The plant personnel hadn’t been trained in modern loop-tuning methods such as Lambda tuning, which gives nonoscillatory response at the speed required by the production objectives. The tests required for systematic tuning also revealed the nonlinearities in the split range logic and control valves. After applying corrections to three reactors, energy savings on steam alone paid for the consulting project in less than three months.

Case 3

 

Figure 4. Response was far too slow for a set-point step on a 3,600-L reactor with the reactor loop in auto and the jacket loop in cascade.

The as-found auto response was too slow, taking more than two hours to reach the new set point (Figure 4). Note for the reactor (master) loop the units of the SP, PV and output all are °C. For integrating processes, fast closed-loop response requires driving the output beyond the PV for some period of time. Due to the slow tuning, the operators preferred to make frequent manual adjustments to the jacket set point until the correct reactor temperature was achieved. This interfered with the operators’ primary duties such as sampling for quality control.
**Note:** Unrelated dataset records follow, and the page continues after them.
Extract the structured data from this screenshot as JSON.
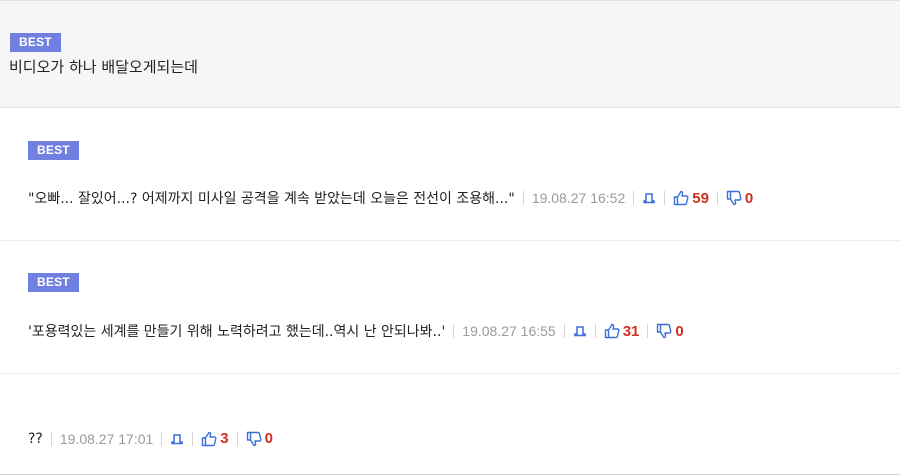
{
  "top_comment": {
    "badge": "BEST",
    "text": "비디오가 하나 배달오게되는데"
  },
  "replies": [
    {
      "badge": "BEST",
      "text": "\"오빠... 잘있어...? 어제까지 미사일 공격을 계속 받았는데 오늘은 전선이 조용해...\"",
      "date": "19.08.27 16:52",
      "report_icon": "bell-icon",
      "upvotes": "59",
      "downvotes": "0"
    },
    {
      "badge": "BEST",
      "text": "'포용력있는 세계를 만들기 위해 노력하려고 했는데..역시 난 안되나봐..'",
      "date": "19.08.27 16:55",
      "report_icon": "bell-icon",
      "upvotes": "31",
      "downvotes": "0"
    },
    {
      "text": "??",
      "date": "19.08.27 17:01",
      "report_icon": "bell-icon",
      "upvotes": "3",
      "downvotes": "0"
    }
  ],
  "colors": {
    "badge_bg": "#7080e0",
    "vote_icon": "#3a6fd8",
    "count": "#d03020",
    "date": "#9a9a9a"
  }
}
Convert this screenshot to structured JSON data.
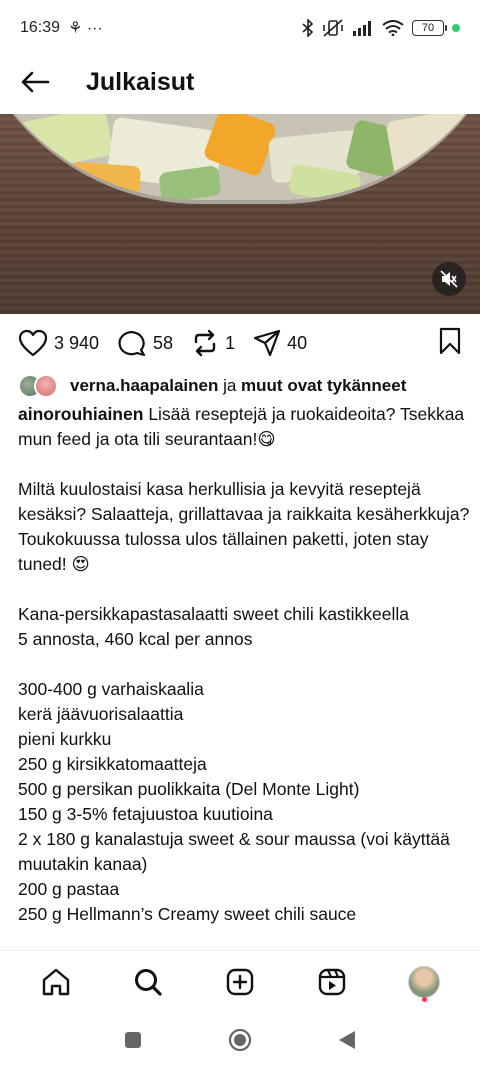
{
  "status_bar": {
    "time": "16:39",
    "extra": "⚘ ···",
    "battery": "70"
  },
  "header": {
    "title": "Julkaisut"
  },
  "post": {
    "actions": {
      "likes": "3 940",
      "comments": "58",
      "reposts": "1",
      "shares": "40"
    },
    "liked_by": {
      "user": "verna.haapalainen",
      "connector": "ja",
      "others": "muut ovat tykänneet"
    },
    "caption": {
      "username": "ainorouhiainen",
      "lines": [
        "Lisää reseptejä ja ruokaideoita? Tsekkaa mun feed ja ota tili seurantaan!😋",
        "",
        "Miltä kuulostaisi kasa herkullisia ja kevyitä reseptejä kesäksi? Salaatteja, grillattavaa ja raikkaita kesäherkkuja? Toukokuussa tulossa ulos tällainen paketti, joten stay tuned! 😍",
        "",
        "Kana-persikkapastasalaatti sweet chili kastikkeella",
        "5 annosta, 460 kcal per annos",
        "",
        "300-400 g varhaiskaalia",
        "kerä jäävuorisalaattia",
        "pieni kurkku",
        "250 g kirsikkatomaatteja",
        "500 g persikan puolikkaita (Del Monte Light)",
        "150 g 3-5% fetajuustoa kuutioina",
        "2 x 180 g kanalastuja sweet & sour maussa (voi käyttää muutakin kanaa)",
        "200 g pastaa",
        "250 g Hellmann’s Creamy sweet chili sauce"
      ]
    }
  },
  "bottom_nav": [
    "home-icon",
    "search-icon",
    "create-icon",
    "reels-icon",
    "profile"
  ],
  "system_nav": [
    "recents",
    "home",
    "back"
  ]
}
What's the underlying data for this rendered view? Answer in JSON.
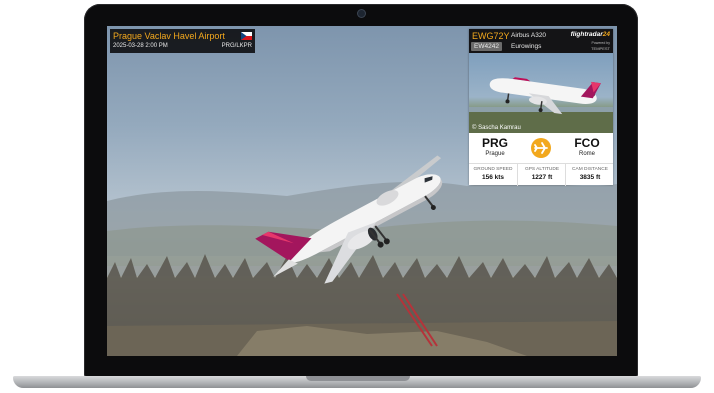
{
  "airport": {
    "name": "Prague Vaclav Havel Airport",
    "datetime": "2025-03-28  2:00 PM",
    "codes": "PRG/LKPR"
  },
  "flight": {
    "callsign": "EWG72Y",
    "flight_number": "EW4242",
    "aircraft": "Airbus A320",
    "airline": "Eurowings",
    "brand": "flightradar",
    "brand_num": "24",
    "powered_label": "Powered by",
    "powered_by": "TEMPEST",
    "photo_credit": "© Sascha Kamrau",
    "origin": {
      "code": "PRG",
      "city": "Prague"
    },
    "destination": {
      "code": "FCO",
      "city": "Rome"
    },
    "stats": [
      {
        "label": "GROUND SPEED",
        "value": "156 kts"
      },
      {
        "label": "GPS ALTITUDE",
        "value": "1227 ft"
      },
      {
        "label": "CAM DISTANCE",
        "value": "3835 ft"
      }
    ]
  },
  "colors": {
    "accent": "#f2a81d",
    "overlay_bg": "#141416",
    "livery_magenta": "#a3165d"
  },
  "icons": [
    "webcam-icon",
    "czech-flag-icon",
    "plane-icon"
  ]
}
Due to nonlinearities in the control logic, it wasn’t possible to find the best controller tuning parameters by hand calculation. Instead the consultant built a computer simulation using test data acquired from manual step responses. This led to much better tuning of the controller and allowed the operators to keep the reactor loop in auto mode — as designed.
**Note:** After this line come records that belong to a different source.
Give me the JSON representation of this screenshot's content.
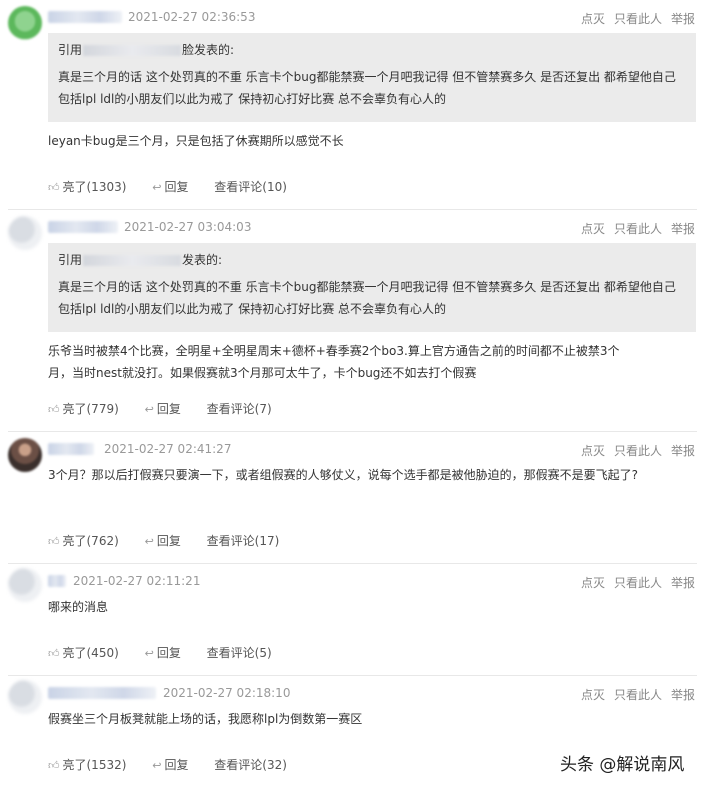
{
  "common": {
    "action_bury": "点灭",
    "action_only_this": "只看此人",
    "action_report": "举报",
    "like_prefix": "亮了",
    "reply_label": "回复",
    "view_comments_prefix": "查看评论",
    "quote_prefix": "引用",
    "quote_suffix": "发表的:",
    "quote_suffix_alt": "脸发表的:"
  },
  "comments": [
    {
      "time": "2021-02-27 02:36:53",
      "quote_head_suffix": "脸发表的:",
      "quote_text": "真是三个月的话 这个处罚真的不重 乐言卡个bug都能禁赛一个月吧我记得 但不管禁赛多久 是否还复出 都希望他自己包括lpl ldl的小朋友们以此为戒了 保持初心打好比赛 总不会辜负有心人的",
      "text": "leyan卡bug是三个月，只是包括了休赛期所以感觉不长",
      "likes": "亮了(1303)",
      "reply": "回复",
      "view": "查看评论(10)"
    },
    {
      "time": "2021-02-27 03:04:03",
      "quote_head_suffix": "发表的:",
      "quote_text": "真是三个月的话 这个处罚真的不重 乐言卡个bug都能禁赛一个月吧我记得 但不管禁赛多久 是否还复出 都希望他自己包括lpl ldl的小朋友们以此为戒了 保持初心打好比赛 总不会辜负有心人的",
      "text": "乐爷当时被禁4个比赛，全明星+全明星周末+德杯+春季赛2个bo3.算上官方通告之前的时间都不止被禁3个月，当时nest就没打。如果假赛就3个月那可太牛了，卡个bug还不如去打个假赛",
      "likes": "亮了(779)",
      "reply": "回复",
      "view": "查看评论(7)"
    },
    {
      "time": "2021-02-27 02:41:27",
      "text": "3个月？那以后打假赛只要演一下，或者组假赛的人够仗义，说每个选手都是被他胁迫的，那假赛不是要飞起了?",
      "likes": "亮了(762)",
      "reply": "回复",
      "view": "查看评论(17)"
    },
    {
      "time": "2021-02-27 02:11:21",
      "text": "哪来的消息",
      "likes": "亮了(450)",
      "reply": "回复",
      "view": "查看评论(5)"
    },
    {
      "time": "2021-02-27 02:18:10",
      "text": "假赛坐三个月板凳就能上场的话，我愿称lpl为倒数第一赛区",
      "likes": "亮了(1532)",
      "reply": "回复",
      "view": "查看评论(32)"
    }
  ],
  "watermark": "头条 @解说南风"
}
The tests also identified several limitations in the jacket response (Figure 5). The response was much faster to cooling than to heating. The cooling response showed initial oscillation followed by a very slow attempt to recover to 40° C. The asymmetry in heating versus cooling indicates the need for a gain scheduling controller, which applies one set of tuning parameters for cooling and another for heating. Manual step testing of the jacket also showed that inappropriate derivative and filtering values had been installed for the jacket controller. Finally, ideal cooling response would require a different inherent flow characteristic in the cooling valve. Fixing all these problems in the jacket loop would further improve the reactor response.

Methods for success

In the typical chemical plant, there’re several obstacles to achieving optimal control. Plant design and construction often emphasize chemistry, cost and safety instead of control. Academic control courses typically leave the plant engineer ill-prepared due to their emphasis on complex mathematics or sole focus on continuous processes. Early tuning methods, still taught in the industry, were designed to deliberately make the loop oscillate. The jacket and reactor temperature relationship includes integrating dynamics, making controller tuning less intuitive than for self-regulating (e.g., flow) loops.
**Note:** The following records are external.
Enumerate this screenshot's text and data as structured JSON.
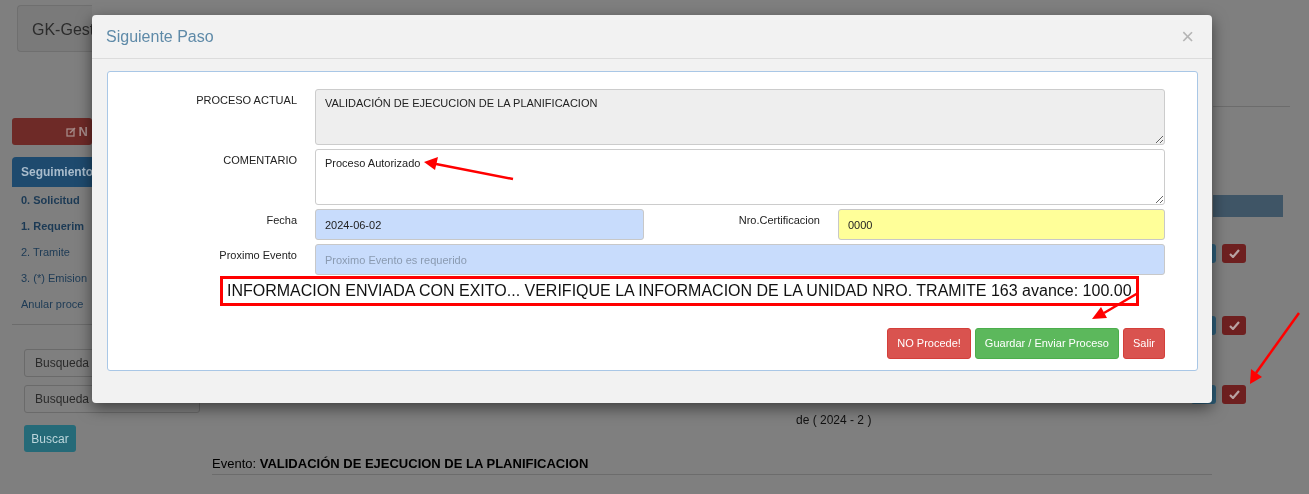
{
  "app_title": "GK-Gest",
  "new_button": "N",
  "sidebar": {
    "header": "Seguimiento",
    "items": [
      {
        "label": "0. Solicitud",
        "highlighted": true
      },
      {
        "label": "1. Requerim",
        "highlighted": true
      },
      {
        "label": "2. Tramite",
        "highlighted": false
      },
      {
        "label": "3. (*) Emision",
        "highlighted": false
      },
      {
        "label": "Anular proce",
        "highlighted": false
      }
    ]
  },
  "search_fields": [
    {
      "placeholder": "Busqueda"
    },
    {
      "placeholder": "Busqueda"
    }
  ],
  "search_button": "Buscar",
  "table_row": {
    "description_tail": "de ( 2024 - 2 )"
  },
  "event": {
    "label": "Evento:",
    "value": "VALIDACIÓN DE EJECUCION DE LA PLANIFICACION"
  },
  "modal": {
    "title": "Siguiente Paso",
    "close": "×",
    "fields": [
      {
        "kind": "textarea",
        "label": "PROCESO ACTUAL",
        "value": "VALIDACIÓN DE EJECUCION DE LA PLANIFICACION",
        "disabled": true
      },
      {
        "kind": "textarea",
        "label": "COMENTARIO",
        "value": "Proceso Autorizado",
        "disabled": false
      }
    ],
    "date": {
      "label": "Fecha",
      "value": "2024-06-02"
    },
    "certification": {
      "label": "Nro.Certificacion",
      "value": "0000"
    },
    "next_event": {
      "label": "Proximo Evento",
      "placeholder": "Proximo Evento es requerido"
    },
    "message": "INFORMACION ENVIADA CON EXITO... VERIFIQUE LA INFORMACION DE LA UNIDAD NRO. TRAMITE 163 avance: 100.00",
    "buttons": [
      {
        "label": "NO Procede!",
        "kind": "danger"
      },
      {
        "label": "Guardar / Enviar Proceso",
        "kind": "success"
      },
      {
        "label": "Salir",
        "kind": "danger"
      }
    ]
  }
}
Complex control systems have been developed to handle various reactor hardware, specific types of chemical reactions and production constraints [1]. For the fastest possible set-point response, you may want to consider a nonlinear control strategy as described in Ref. 2. However, for reactors controlled by simple cascade strategies (Figure 1), many problems can be prevented by applying the following five steps to each loop:

  1. Make the process dynamics as linear as possible.
  2. Minimize dead time.
  3. Measure the process dynamics.
  4. Choose the right controller algorithm to compensate for the process dynamics.
  5. Tune for the speed required, without oscillation.